Our dualistic politics depends on opponents, pictured at the moment we are in as Right (theoretically conservative but acting as fascists) and Left (usually liberal, working as progressive) to participate in guiding us in a productive competition.  In truth both groups are equally willing to go it alone to command an ordering of society as they see fit on everyone, both people who agree and people who don’t.

All this absorbs our attention, each side seeing only their own rightness and the other side’s ignorance, quite as if the argument was exclusively about what to tell all to do – while a growing mass of angry, detached people don’t want to be told even as they want to do the telling.  This group, each detached for its own ‘local’ reasons and banded by their anger and the delusions fed them, seeks for a way of upending all order as their only perceived path to an order they are willing to participate in, with ‘truth’ only an irritant.

 

In sum, as technology advances, the deficits of those assets pile up in destructive unintended problems; in cultures sufficiently free, these problems are opportunities for further advances. Those advances will out-pace the rising rate of problem creation only if individuals in it are increasingly able and willing to create. Hierarchy – centrally-imposed ordering – is destructive of this freedom to create, and thus hobbles the further advances so necessary to problem solving.  (A note, however; this observation itself exists in a complex state.  I don’t mean no ordering, just less ordering.  We approach a tipping point where the too-many-disconnected have a destructive effect on culture.  We need to back away, not turn and go screaming in the other direction ensuring a whole ‘nuther set of unintended consequences.  Hubris.)
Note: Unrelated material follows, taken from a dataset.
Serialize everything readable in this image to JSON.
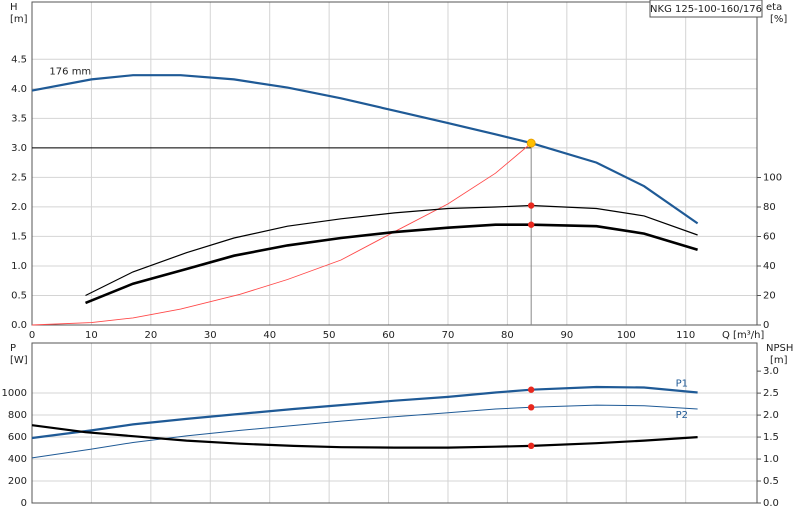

In the highly complex system that is politics in our culture we thus have this tension; a large enough group of members who no longer support the status quo, though for a very wide assortment of individual reasons, so angry and frightened by the loud bossing of a culture they don’t feel part of that they choose to burn it all down rather than spend another hopeless day being ignored.  They can be grouped as things like ‘racist’ but there are other forces as well; will the sum total of their anger be enough to reach that tipping point and end this experiment in self-government?

Here then is how these large tendencies in complexity apply to this race for this Presidency; one force, the conservative, has retired from the field in disarray, leaving the other, liberal force to oppose the natural tendency of angry frightened populations to cling to hierarchy – to nationalism and fascism – in their anger and despair. Trump, the real person, is simply not a factor in this, other than as the Circus part of the historic Roman equation on how to control the masses. (Good luck waiting for the ‘bread’ part.)  His constant insults to the system are not  disqualifying; they are the entire point for his most passionate followers, his greatest qualification. He was right when he said he could shoot someone and not lose support. It isn’t about him. He’s been an insignificant factor in all this for some time.

The question isn’t about this or that policy, or what he’ll do, or say, or be as President. Or her, either. Challenging Trump on any factual proof of his inadequacy only helps; only makes it more obvious the true question which we are resolving in a month.

 

To blow it all up, or not to blow it all up. That is the question.